White Sox No. 7 prospect goes yard for second night in a row
April 5, 2014

High-leverage situations were not kind to Class A Advanced Winston-Salem on Saturday night. Courtney Hawkins made sure it would not haunt his team.

The White Sox No. 7 prospect homered for the second night in a row and drove in the go-ahead run with a sacrifice fly as the Dash edged Wilmington, 3-2, at BB&T Ballpark.

After finishing his rookie season in the Carolina League, Hawkins returned to Winston-Salem last year but struggled. He hit .178, struck out 160 times in 103 games and missed a month with a strained left shoulder. This spring, the 2012 first-round Draft pick is ready to take a more mature and measured approach to his game.

"What I've learned wasn't just from Winston," Hawkins said. "Just for my career in general and baseball in general, what I did last year is going to help me, as far as me learning. It helps me through every day."

Hawkins erased a 1-0 deficit for the Dash in the fifth inning with his second homer of the season, a two-run blast off Royals No. 12 prospect Christian Binford.

After the Blue Rocks tied it in the seventh, Hawkins came to the plate an inning later with Tim Anderson at third. He lofted a sacrifice fly to the opposite field that proved decisive and came after Winston-Salem went 0-for-7 with runners in scoring position.

"This year, I'm really trying to finally start to understand the situation and situational baseball," Hawkins said. "I have a runner at third, bottom eight, and you know you have to get that run in and do your job. It was either hit behind him or get the ball in the air so he has something to tag on. It was a good pitch to do it with."

The two-RBI performance continued a strong start to the season for Hawkins, who's batting .400 with two homers and five RBIs in three games.

"It feels good, but at the same time, I've been taking stuff absolutely day by day," he said. "When that game's over, I come back and do it again. When that at-bat's over, I come back and have another at-bat. When that pitch is over, I have another pitch. When that play is over, I come back and get ready for the next play.

"I don't try to let the days before drag on and either be down or hyped up because when you come back the next day, you've still got another battle with a new pitcher. It's not going up there like it was before and just, 'Let me be the hero' or 'Let me try to pull the ball as far as I can' or something like that. Just put the bat on the ball and do your job."

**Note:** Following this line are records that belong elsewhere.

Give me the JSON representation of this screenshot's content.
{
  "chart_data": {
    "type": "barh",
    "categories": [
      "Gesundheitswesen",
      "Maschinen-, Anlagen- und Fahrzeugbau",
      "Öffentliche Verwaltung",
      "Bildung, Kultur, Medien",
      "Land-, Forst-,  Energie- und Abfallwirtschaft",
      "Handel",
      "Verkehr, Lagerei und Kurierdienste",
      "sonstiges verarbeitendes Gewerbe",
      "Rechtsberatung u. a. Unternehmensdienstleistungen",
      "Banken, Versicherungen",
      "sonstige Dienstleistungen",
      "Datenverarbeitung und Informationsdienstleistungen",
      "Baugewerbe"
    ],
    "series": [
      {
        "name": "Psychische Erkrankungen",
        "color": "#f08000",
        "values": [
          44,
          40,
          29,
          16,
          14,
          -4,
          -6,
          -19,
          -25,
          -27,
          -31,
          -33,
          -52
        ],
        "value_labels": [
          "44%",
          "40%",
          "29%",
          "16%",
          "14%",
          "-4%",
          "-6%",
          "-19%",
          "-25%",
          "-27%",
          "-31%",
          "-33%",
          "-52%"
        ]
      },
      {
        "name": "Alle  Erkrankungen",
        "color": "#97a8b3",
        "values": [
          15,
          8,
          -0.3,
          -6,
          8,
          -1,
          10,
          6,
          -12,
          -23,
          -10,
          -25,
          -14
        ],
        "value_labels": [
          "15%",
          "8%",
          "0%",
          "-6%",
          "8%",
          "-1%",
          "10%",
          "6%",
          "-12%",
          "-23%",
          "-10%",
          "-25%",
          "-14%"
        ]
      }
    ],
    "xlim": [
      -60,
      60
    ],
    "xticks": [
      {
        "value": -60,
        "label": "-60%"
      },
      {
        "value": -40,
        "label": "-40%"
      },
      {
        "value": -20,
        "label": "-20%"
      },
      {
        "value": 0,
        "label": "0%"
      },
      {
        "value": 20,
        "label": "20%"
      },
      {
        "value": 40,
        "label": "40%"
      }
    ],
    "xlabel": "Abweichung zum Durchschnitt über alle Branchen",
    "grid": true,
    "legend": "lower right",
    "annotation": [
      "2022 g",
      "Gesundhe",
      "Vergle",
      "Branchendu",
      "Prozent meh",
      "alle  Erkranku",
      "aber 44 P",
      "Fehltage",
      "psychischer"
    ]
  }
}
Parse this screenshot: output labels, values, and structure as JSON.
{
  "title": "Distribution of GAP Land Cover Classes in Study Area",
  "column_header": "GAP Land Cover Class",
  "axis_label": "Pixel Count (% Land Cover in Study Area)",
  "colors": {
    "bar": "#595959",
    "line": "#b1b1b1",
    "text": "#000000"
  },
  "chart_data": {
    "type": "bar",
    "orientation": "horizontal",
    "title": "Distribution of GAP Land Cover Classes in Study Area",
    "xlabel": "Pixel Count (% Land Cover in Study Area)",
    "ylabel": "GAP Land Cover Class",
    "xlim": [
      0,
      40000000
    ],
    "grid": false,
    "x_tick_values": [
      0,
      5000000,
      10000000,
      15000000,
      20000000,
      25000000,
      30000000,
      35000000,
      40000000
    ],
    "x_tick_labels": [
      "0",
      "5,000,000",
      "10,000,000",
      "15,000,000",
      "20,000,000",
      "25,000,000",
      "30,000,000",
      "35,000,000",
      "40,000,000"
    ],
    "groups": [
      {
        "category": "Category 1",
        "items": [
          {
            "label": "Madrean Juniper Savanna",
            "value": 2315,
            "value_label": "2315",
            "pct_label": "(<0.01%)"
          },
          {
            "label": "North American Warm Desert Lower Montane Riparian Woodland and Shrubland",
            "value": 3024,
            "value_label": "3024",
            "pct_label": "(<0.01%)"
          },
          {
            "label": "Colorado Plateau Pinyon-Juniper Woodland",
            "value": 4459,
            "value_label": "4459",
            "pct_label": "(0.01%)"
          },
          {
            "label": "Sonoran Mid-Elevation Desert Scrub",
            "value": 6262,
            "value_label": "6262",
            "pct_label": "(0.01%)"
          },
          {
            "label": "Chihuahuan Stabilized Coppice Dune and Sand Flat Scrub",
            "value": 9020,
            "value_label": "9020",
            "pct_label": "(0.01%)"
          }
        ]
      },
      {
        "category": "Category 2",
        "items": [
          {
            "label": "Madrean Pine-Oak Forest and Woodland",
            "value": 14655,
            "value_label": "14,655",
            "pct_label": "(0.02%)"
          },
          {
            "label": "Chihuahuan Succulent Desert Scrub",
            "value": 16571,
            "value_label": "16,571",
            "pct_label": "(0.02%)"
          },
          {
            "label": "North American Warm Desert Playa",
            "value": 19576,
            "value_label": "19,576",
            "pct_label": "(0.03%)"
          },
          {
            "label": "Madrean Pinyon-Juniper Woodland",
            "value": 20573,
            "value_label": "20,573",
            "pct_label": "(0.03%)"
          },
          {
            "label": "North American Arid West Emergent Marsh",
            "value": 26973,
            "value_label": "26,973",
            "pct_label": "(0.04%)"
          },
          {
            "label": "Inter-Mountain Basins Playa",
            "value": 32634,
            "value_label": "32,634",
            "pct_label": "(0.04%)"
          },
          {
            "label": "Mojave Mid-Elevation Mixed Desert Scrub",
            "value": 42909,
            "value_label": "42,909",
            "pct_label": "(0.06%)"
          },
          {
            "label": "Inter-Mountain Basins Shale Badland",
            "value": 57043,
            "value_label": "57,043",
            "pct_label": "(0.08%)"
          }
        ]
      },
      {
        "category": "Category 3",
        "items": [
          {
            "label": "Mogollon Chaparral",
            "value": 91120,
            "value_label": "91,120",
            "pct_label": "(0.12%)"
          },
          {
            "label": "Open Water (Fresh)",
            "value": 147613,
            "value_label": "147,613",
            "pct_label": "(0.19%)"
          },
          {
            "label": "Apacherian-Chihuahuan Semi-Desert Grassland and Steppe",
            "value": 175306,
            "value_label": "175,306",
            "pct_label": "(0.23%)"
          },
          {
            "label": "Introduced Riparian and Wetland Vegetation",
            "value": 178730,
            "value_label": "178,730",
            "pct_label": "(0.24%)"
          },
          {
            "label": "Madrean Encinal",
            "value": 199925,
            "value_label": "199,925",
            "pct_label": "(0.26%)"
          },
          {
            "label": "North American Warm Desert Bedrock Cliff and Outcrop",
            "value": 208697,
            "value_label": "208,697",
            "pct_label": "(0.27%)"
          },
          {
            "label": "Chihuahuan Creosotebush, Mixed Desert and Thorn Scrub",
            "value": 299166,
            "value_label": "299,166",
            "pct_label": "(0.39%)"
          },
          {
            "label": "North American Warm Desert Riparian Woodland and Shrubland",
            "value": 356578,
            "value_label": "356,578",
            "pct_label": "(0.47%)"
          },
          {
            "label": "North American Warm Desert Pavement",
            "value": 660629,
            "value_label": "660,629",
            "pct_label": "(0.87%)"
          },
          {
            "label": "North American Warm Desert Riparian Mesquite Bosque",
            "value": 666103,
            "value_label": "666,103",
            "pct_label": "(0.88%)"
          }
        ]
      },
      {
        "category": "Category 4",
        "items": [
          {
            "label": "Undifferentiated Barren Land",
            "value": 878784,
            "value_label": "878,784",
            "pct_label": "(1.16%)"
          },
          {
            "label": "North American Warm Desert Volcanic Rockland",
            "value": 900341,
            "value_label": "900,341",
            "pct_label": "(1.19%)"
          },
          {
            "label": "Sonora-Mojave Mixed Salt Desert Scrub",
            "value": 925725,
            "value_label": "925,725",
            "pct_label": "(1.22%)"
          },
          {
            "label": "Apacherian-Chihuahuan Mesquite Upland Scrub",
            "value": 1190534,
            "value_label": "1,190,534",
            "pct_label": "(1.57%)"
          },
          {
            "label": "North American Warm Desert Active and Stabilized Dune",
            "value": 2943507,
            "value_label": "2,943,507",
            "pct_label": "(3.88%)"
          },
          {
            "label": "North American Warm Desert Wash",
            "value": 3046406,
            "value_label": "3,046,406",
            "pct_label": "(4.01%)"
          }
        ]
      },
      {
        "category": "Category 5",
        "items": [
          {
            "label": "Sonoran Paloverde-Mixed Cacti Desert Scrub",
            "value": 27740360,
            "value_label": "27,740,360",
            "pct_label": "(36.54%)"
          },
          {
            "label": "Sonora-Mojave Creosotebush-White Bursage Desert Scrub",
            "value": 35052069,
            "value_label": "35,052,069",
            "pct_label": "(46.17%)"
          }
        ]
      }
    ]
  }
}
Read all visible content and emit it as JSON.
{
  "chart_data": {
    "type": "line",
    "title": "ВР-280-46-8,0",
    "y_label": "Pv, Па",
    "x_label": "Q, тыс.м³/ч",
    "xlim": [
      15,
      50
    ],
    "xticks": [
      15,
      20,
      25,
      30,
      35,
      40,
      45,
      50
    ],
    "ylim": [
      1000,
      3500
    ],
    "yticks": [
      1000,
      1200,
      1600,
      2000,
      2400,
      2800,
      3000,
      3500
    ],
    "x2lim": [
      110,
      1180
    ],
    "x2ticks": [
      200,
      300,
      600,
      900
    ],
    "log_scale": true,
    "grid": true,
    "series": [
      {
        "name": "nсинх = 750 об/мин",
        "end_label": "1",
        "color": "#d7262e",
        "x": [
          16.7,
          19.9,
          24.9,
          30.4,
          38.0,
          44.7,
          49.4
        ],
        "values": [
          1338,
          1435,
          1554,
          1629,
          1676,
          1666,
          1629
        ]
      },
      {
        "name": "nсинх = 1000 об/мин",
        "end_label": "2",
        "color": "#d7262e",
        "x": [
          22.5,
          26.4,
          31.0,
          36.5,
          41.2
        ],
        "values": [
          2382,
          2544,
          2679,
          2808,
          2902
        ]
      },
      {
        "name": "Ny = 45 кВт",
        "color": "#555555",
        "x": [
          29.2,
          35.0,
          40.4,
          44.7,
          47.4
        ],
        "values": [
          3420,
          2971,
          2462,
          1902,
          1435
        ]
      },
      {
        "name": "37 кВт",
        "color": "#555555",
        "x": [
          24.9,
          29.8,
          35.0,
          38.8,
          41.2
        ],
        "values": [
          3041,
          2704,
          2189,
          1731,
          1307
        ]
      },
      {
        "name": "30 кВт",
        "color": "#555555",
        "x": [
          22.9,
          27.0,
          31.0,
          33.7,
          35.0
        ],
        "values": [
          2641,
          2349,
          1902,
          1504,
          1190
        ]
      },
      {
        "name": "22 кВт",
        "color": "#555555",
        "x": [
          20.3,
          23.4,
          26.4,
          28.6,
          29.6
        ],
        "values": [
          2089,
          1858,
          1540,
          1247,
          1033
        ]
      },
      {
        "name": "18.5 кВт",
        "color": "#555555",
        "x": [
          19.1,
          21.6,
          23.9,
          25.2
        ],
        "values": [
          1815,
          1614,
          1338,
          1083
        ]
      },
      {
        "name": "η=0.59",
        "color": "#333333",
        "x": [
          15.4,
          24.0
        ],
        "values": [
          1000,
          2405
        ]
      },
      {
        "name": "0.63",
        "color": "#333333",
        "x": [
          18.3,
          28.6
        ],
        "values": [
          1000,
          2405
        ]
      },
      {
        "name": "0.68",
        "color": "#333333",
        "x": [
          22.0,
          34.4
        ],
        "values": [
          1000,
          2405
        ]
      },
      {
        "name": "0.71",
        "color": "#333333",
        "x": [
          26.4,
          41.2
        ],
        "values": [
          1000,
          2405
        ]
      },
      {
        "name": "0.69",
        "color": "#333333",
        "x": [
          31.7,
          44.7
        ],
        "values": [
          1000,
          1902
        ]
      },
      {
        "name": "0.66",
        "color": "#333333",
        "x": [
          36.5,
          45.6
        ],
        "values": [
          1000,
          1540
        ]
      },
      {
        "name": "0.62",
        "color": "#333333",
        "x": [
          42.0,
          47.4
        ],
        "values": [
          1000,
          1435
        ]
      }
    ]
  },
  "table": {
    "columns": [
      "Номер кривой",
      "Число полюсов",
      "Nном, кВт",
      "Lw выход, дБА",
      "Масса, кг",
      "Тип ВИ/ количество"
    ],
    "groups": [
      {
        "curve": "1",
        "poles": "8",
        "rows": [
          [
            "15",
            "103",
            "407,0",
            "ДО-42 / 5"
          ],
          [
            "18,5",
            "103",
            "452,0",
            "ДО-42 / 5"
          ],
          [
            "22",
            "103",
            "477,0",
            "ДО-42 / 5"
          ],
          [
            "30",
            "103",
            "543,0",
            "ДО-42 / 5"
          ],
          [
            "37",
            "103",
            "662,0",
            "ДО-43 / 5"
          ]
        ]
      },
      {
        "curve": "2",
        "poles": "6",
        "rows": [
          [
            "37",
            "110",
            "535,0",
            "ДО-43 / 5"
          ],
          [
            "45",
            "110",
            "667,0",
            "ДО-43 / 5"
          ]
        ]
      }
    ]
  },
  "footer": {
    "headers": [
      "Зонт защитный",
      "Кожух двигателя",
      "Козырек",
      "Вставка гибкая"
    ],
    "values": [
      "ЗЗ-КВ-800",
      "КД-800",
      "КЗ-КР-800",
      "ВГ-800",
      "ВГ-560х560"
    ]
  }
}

Anderson -- the White Sox third-ranked prospect -- singled, doubled and tripled ahead of Hawkins in the lineup to raise his average to .364.

Starter Tony Bucciferro set the tone for Winston-Salem's strong night on the mound by limiting the Blue Rocks to an unearned run on six hits over six innings. Bryan Blough yielded an unearned run in the seventh and Jarrett Casey (1-0) struck out four over the final two frames to pick up the victory.

Both runs Binford allowed were unearned as he scattered six hits and struck out six over five innings.